Comment peut-on aborder les problèmes de programmation
dans la nouvelle option informatique de Seconde

Éric Greff
 

Introduction

Autrefois, lors de la première mouture de « l'option informatique », l'accent était particulièrement mis sur l'apprentissage de la programmation à partir de la connaissance de l'algorithmique et de l'utilisation d'un langage informatique évolué. Les élèves se confrontaient aux rudiments du Pascal et créaient des programmes permettant, grâce à l'habile déplacement d'un pointeur dans un tableau T[i,j], de calculer la moyenne d'un élève de la classe...

Outre cette tendre ironie (y compris à l'égard de moi-même), force est d'admettre que le lycéen abordait alors des notions difficiles de programmation dans un langage structuré qu'il aurait eu bien du mal à appréhender seul. De plus, les structures mentales que développe ce type d'activité offraient, probablement, des « bases de pensée » irremplaçables. Malheureusement, les applications que l'on pouvait proposer ressemblaient trop souvent à des exercices d'école ou aboutissaient à des programmes finalement peu utilisables...

Puis vint le temps révolu des ateliers de pratique informatique dans lesquels seule l'utilisation de logiciels (professionnels ou non) était mise en avant.

L'année 95-96 marque le début d'une nouvelle option informatique en classe de seconde (BOEN n° 18 du 4 Mai 1995). Son ambition semble être de s'appuyer sur des environnements et des logiciels courants et usités pour découvrir les notions informatiques principales. Il ne s'agit plus désormais d'apprendre un langage informatique particulier mais il convient cependant de savoir que votre tableur ou votre jeu préféré à lui même été programmé. On tentera alors de ne plus utiliser le produit informatique sans chercher à « voir » et à comprendre les notions essentielles qui ont présidé à sa création. Il s'agit, entre autres choses, de faire comprendre que toute personne désirant créer un produit grâce à l'ordinateur est confronté au problème du « faire faire », donc à des problèmes relevant de la programmation.

La question qui se pose alors est de savoir quelles sont les notions informatiques que l'on peut réellement aborder à partir des systèmes d'exploitation et des logiciels courants. Au-delà de « faire faire », il s'agira d'expliquer comment l'ordinateur fait ce qu'il fait et par conséquent, ce qu'il ne peut pas faire et pourquoi. Les exemples qui suivent ne prétendent, en aucun cas, fournir une liste exhaustive des exercices possibles ni constituer un « cours » de l'option informatique en Seconde mais servent uniquement à illustrer le propos. Il s'agit simplement d'observer quelles notions informatiques on peut étudier, d'une part à travers l'utilisation de logiciels professionnels (en particulier les tableurs) et, d'autre part, en s'interrogeant sur la programmation sous-jacente à ces logiciels.
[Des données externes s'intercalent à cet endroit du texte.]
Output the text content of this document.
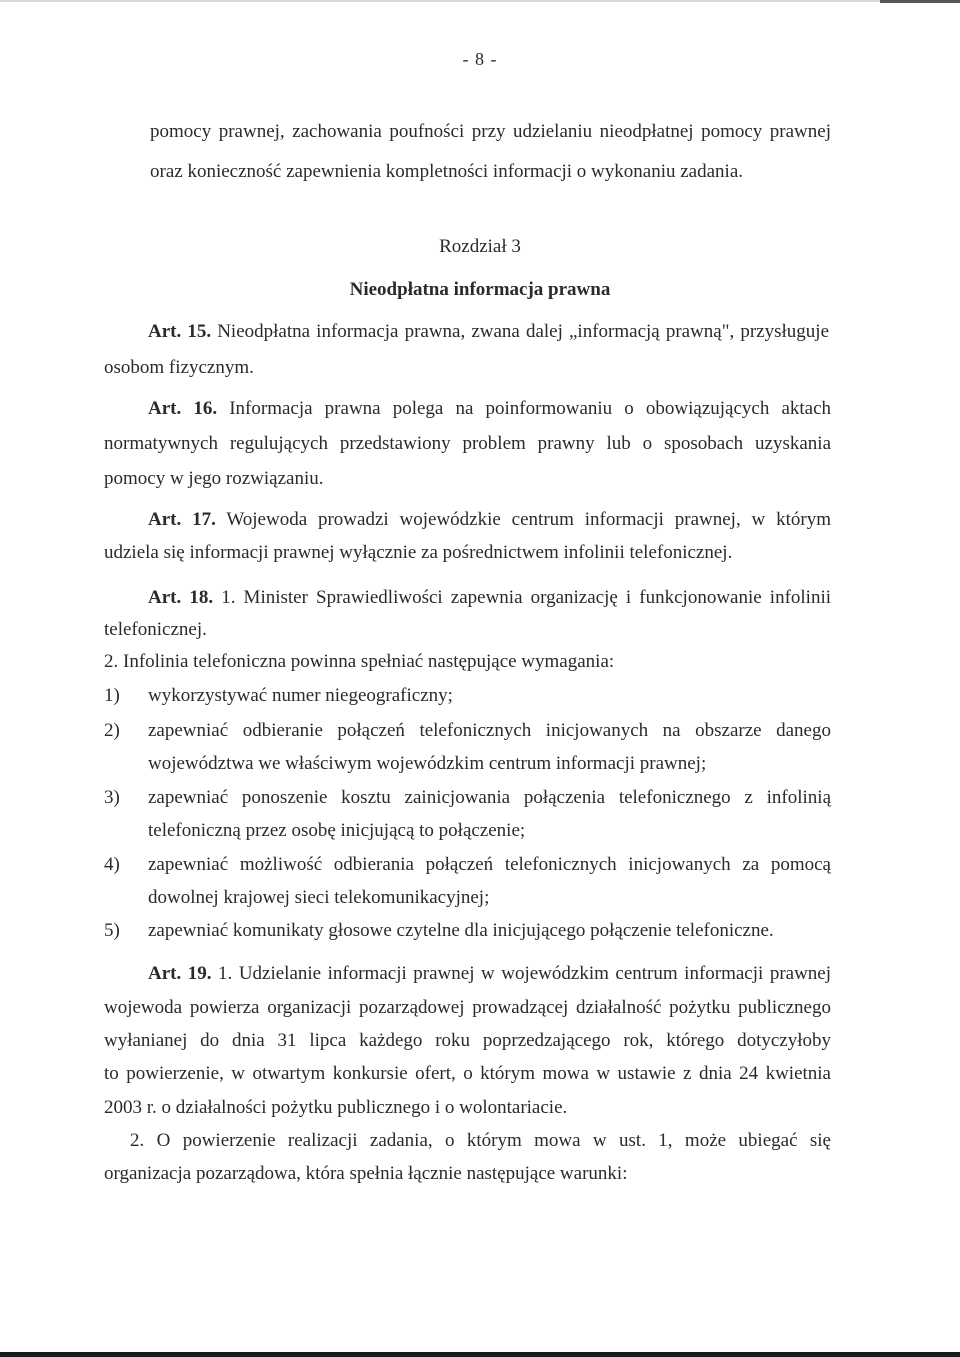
- 8 -
pomocy prawnej, zachowania poufności przy udzielaniu nieodpłatnej pomocy prawnej
oraz konieczność zapewnienia kompletności informacji o wykonaniu zadania.
Rozdział 3
Nieodpłatna informacja prawna
Art. 15. Nieodpłatna informacja prawna, zwana dalej „informacją prawną", przysługuje
osobom fizycznym.
Art. 16. Informacja prawna polega na poinformowaniu o obowiązujących aktach
normatywnych regulujących przedstawiony problem prawny lub o sposobach uzyskania
pomocy w jego rozwiązaniu.
Art. 17. Wojewoda prowadzi wojewódzkie centrum informacji prawnej, w którym
udziela się informacji prawnej wyłącznie za pośrednictwem infolinii telefonicznej.
Art. 18. 1. Minister Sprawiedliwości zapewnia organizację i funkcjonowanie infolinii
telefonicznej.
2. Infolinia telefoniczna powinna spełniać następujące wymagania:
1) wykorzystywać numer niegeograficzny;
2) zapewniać odbieranie połączeń telefonicznych inicjowanych na obszarze danego
województwa we właściwym wojewódzkim centrum informacji prawnej;
3) zapewniać ponoszenie kosztu zainicjowania połączenia telefonicznego z infolinią
telefoniczną przez osobę inicjującą to połączenie;
4) zapewniać możliwość odbierania połączeń telefonicznych inicjowanych za pomocą
dowolnej krajowej sieci telekomunikacyjnej;
5) zapewniać komunikaty głosowe czytelne dla inicjującego połączenie telefoniczne.
Art. 19. 1. Udzielanie informacji prawnej w wojewódzkim centrum informacji prawnej
wojewoda powierza organizacji pozarządowej prowadzącej działalność pożytku publicznego
wyłanianej do dnia 31 lipca każdego roku poprzedzającego rok, którego dotyczyłoby
to powierzenie, w otwartym konkursie ofert, o którym mowa w ustawie z dnia 24 kwietnia
2003 r. o działalności pożytku publicznego i o wolontariacie.
2. O powierzenie realizacji zadania, o którym mowa w ust. 1, może ubiegać się
organizacja pozarządowa, która spełnia łącznie następujące warunki:
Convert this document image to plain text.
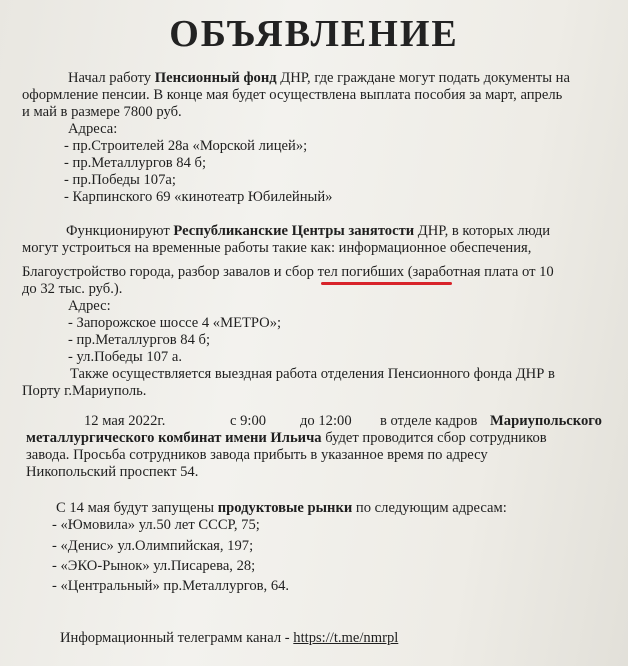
ОБЪЯВЛЕНИЕ
Начал работу Пенсионный фонд ДНР, где граждане могут подать документы на
оформление пенсии. В конце мая будет осуществлена выплата пособия за март, апрель
и май в размере 7800 руб.
Адреса:
- пр.Строителей 28а «Морской лицей»;
- пр.Металлургов 84 б;
- пр.Победы 107а;
- Карпинского 69 «кинотеатр Юбилейный»
Функционируют Республиканские Центры занятости ДНР, в которых люди
могут устроиться на временные работы такие как: информационное обеспечения,
Благоустройство города, разбор завалов и сбор тел погибших (заработная плата от 10
до 32 тыс. руб.).
Адрес:
- Запорожское шоссе 4 «МЕТРО»;
- пр.Металлургов 84 б;
- ул.Победы 107 а.
Также осуществляется выездная работа отделения Пенсионного фонда ДНР в
Порту г.Мариуполь.
12 мая 2022г.	с 9:00 до 12:00 в отделе кадров Мариупольского
металлургического комбинат имени Ильича будет проводится сбор сотрудников
завода. Просьба сотрудников завода прибыть в указанное время по адресу
Никопольский проспект 54.
С 14 мая будут запущены продуктовые рынки по следующим адресам:
- «Юмовила» ул.50 лет СССР, 75;
- «Денис» ул.Олимпийская, 197;
- «ЭКО-Рынок» ул.Писарева, 28;
- «Центральный» пр.Металлургов, 64.
Информационный телеграмм канал - https://t.me/nmrpl
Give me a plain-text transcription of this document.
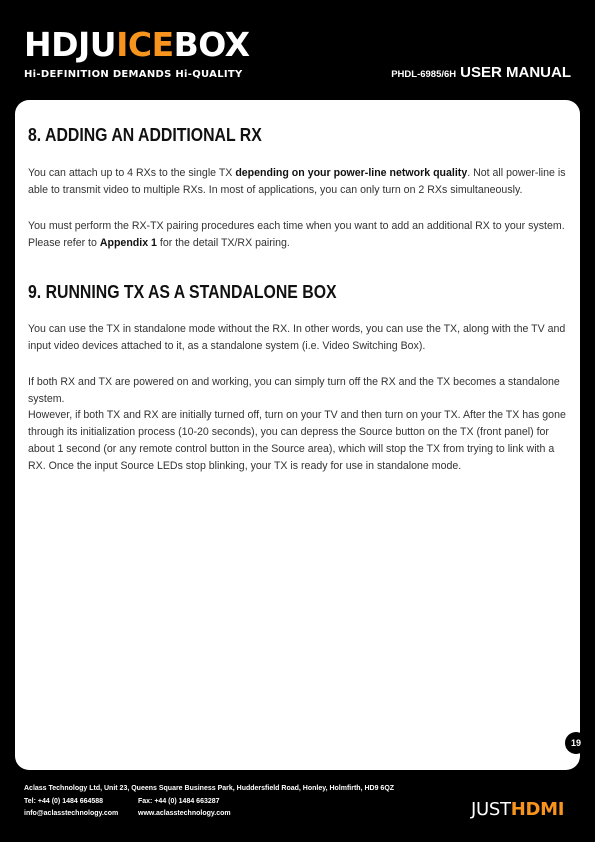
HDJUICEBOX
Hi-DEFINITION DEMANDS Hi-QUALITY	PHDL-6985/6H USER MANUAL
8. ADDING AN ADDITIONAL RX

You can attach up to 4 RXs to the single TX depending on your power-line network quality. Not all power-line is able to transmit video to multiple RXs. In most of applications, you can only turn on 2 RXs simultaneously.

You must perform the RX-TX pairing procedures each time when you want to add an additional RX to your system. Please refer to Appendix 1 for the detail TX/RX pairing.

9. RUNNING TX AS A STANDALONE BOX

You can use the TX in standalone mode without the RX. In other words, you can use the TX, along with the TV and input video devices attached to it, as a standalone system (i.e. Video Switching Box).

If both RX and TX are powered on and working, you can simply turn off the RX and the TX becomes a standalone system.

However, if both TX and RX are initially turned off, turn on your TV and then turn on your TX. After the TX has gone through its initialization process (10-20 seconds), you can depress the Source button on the TX (front panel) for about 1 second (or any remote control button in the Source area), which will stop the TX from trying to link with a RX. Once the input Source LEDs stop blinking, your TX is ready for use in standalone mode.

19
Aclass Technology Ltd, Unit 23, Queens Square Business Park, Huddersfield Road, Honley, Holmfirth, HD9 6QZ
Tel: +44 (0) 1484 664588	Fax: +44 (0) 1484 663287
info@aclasstechnology.com	www.aclasstechnology.com	JUSTHDMI
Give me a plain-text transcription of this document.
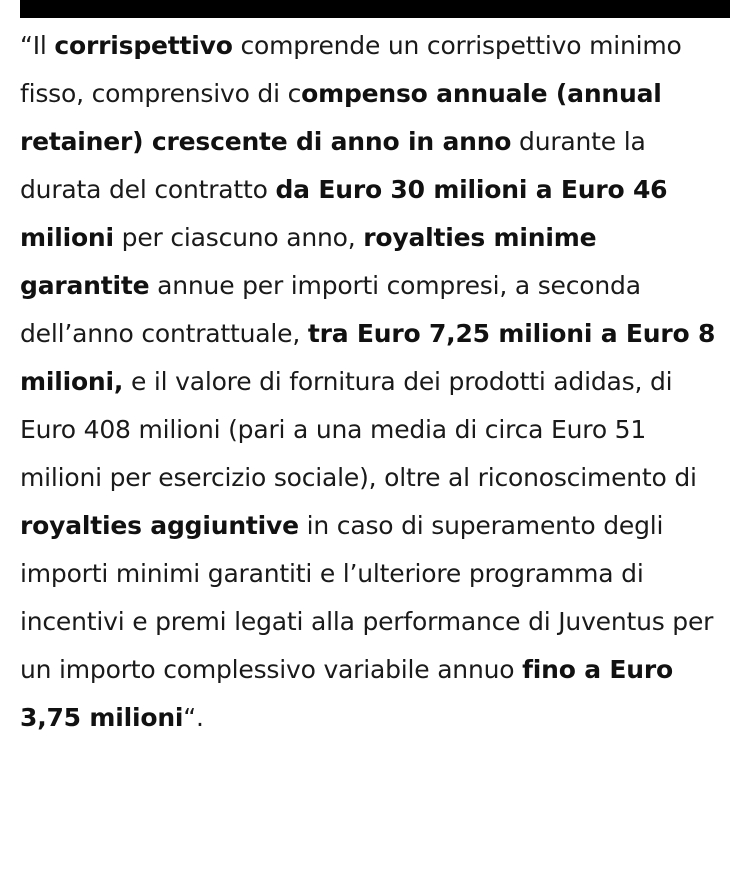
“Il corrispettivo comprende un corrispettivo minimo fisso, comprensivo di compenso annuale (annual retainer) crescente di anno in anno durante la durata del contratto da Euro 30 milioni a Euro 46 milioni per ciascuno anno, royalties minime garantite annue per importi compresi, a seconda dell’anno contrattuale, tra Euro 7,25 milioni a Euro 8 milioni, e il valore di fornitura dei prodotti adidas, di Euro 408 milioni (pari a una media di circa Euro 51 milioni per esercizio sociale), oltre al riconoscimento di royalties aggiuntive in caso di superamento degli importi minimi garantiti e l’ulteriore programma di incentivi e premi legati alla performance di Juventus per un importo complessivo variabile annuo fino a Euro 3,75 milioni“.
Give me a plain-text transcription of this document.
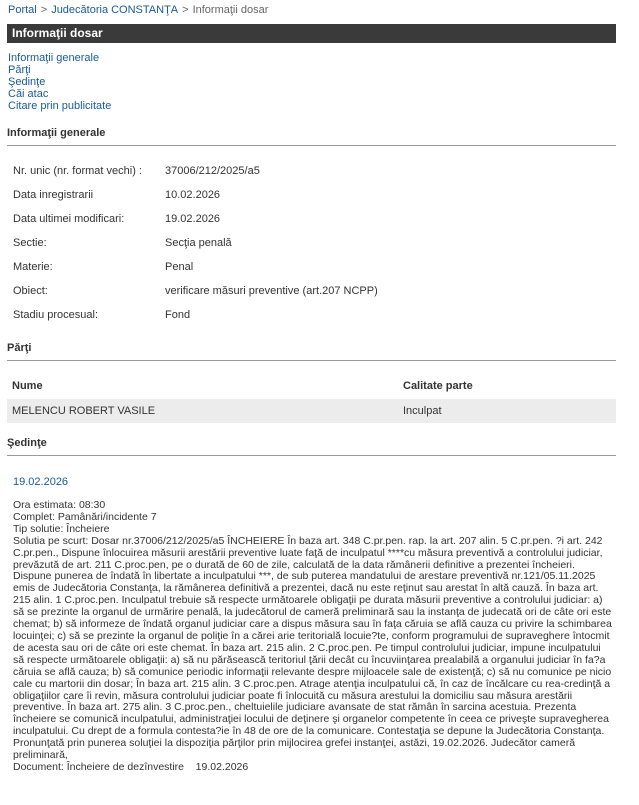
Portal > Judecătoria CONSTANŢA > Informaţii dosar
Informaţii dosar
Informaţii generale
Părţi
Şedinţe
Căi atac
Citare prin publicitate
Informaţii generale
Nr. unic (nr. format vechi) :	37006/212/2025/a5
Data inregistrarii	10.02.2026
Data ultimei modificari:	19.02.2026
Sectie:	Secţia penală
Materie:	Penal
Obiect:	verificare măsuri preventive (art.207 NCPP)
Stadiu procesual:	Fond
Părţi
Nume	Calitate parte
MELENCU ROBERT VASILE	Inculpat
Şedinţe
19.02.2026
Ora estimata: 08:30
Complet: Pamânări/incidente 7
Tip solutie: Încheiere
Solutia pe scurt: Dosar nr.37006/212/2025/a5 ÎNCHEIERE În baza art. 348 C.pr.pen. rap. la art. 207 alin. 5 C.pr.pen. ?i art. 242 C.pr.pen., Dispune înlocuirea măsurii arestării preventive luate faţă de inculpatul ****cu măsura preventivă a controlului judiciar, prevăzută de art. 211 C.proc.pen, pe o durată de 60 de zile, calculată de la data rămânerii definitive a prezentei încheieri. Dispune punerea de îndată în libertate a inculpatului ***, de sub puterea mandatului de arestare preventivă nr.121/05.11.2025 emis de Judecătoria Constanţa, la rămânerea definitivă a prezentei, dacă nu este reţinut sau arestat în altă cauză. În baza art. 215 alin. 1 C.proc.pen. Inculpatul trebuie să respecte următoarele obligaţii pe durata măsurii preventive a controlului judiciar: a) să se prezinte la organul de urmărire penală, la judecătorul de cameră preliminară sau la instanţa de judecată ori de câte ori este chemat; b) să informeze de îndată organul judiciar care a dispus măsura sau în faţa căruia se află cauza cu privire la schimbarea locuinţei; c) să se prezinte la organul de poliţie în a cărei arie teritorială locuie?te, conform programului de supraveghere întocmit de acesta sau ori de câte ori este chemat. În baza art. 215 alin. 2 C.proc.pen. Pe timpul controlului judiciar, impune inculpatului să respecte următoarele obligaţii: a) să nu părăsească teritoriul ţării decât cu încuviinţarea prealabilă a organului judiciar în fa?a căruia se află cauza; b) să comunice periodic informaţii relevante despre mijloacele sale de existenţă; c) să nu comunice pe nicio cale cu martorii din dosar; În baza art. 215 alin. 3 C.proc.pen. Atrage atenţia inculpatului că, în caz de încălcare cu rea-credinţă a obligaţiilor care îi revin, măsura controlului judiciar poate fi înlocuită cu măsura arestului la domiciliu sau măsura arestării preventive. În baza art. 275 alin. 3 C.proc.pen., cheltuielile judiciare avansate de stat rămân în sarcina acestuia. Prezenta încheiere se comunică inculpatului, administraţiei locului de deţinere şi organelor competente în ceea ce priveşte supravegherea inculpatului. Cu drept de a formula contesta?ie în 48 de ore de la comunicare. Contestaţia se depune la Judecătoria Constanţa. Pronunţată prin punerea soluţiei la dispoziţia părţilor prin mijlocirea grefei instanţei, astăzi, 19.02.2026. Judecător cameră preliminară,
Document: Încheiere de dezînvestire    19.02.2026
Rappelons bien que, dans le premier cas, il s'agit de se placer au niveau « utilisateur » du logiciel et d'étudier les aspects liés à la programmation uniquement à travers leur fonctions de base sans aborder les macros.

Nous nous attacherons tout particulièrement à quatre notions importantes de l'algorithmique, à savoir : les variables, la séquentialité, l'alternative et l'itération.

Variables

La notion de variable informatique est didactiquement ardue. Il est difficile de l'isoler des notions de saisie, d'affectation et d'affichage. Elle est également liée aux concepts de type et de valeur et se heurte à la difficulté de nommer précisément les objets sur lesquels on travaille.

Du point de vue de l'utilisateur du logiciel

ler temps : la possibilité offerte par les tableurs modernes d'utiliser la souris pour sélectionner ou déplacer les cellules désirées permet encore de mieux focaliser son attention sur « ce que l'on veut faire faire » (ex : ajouter le contenu de cette cellule au contenu de celle-ci) en oubliant, momentanément, la syntaxe associée. Il suffit donc, à ce stade, de se concentrer sur le but à atteindre sans se soucier outre mesure de la manière d'y parvenir.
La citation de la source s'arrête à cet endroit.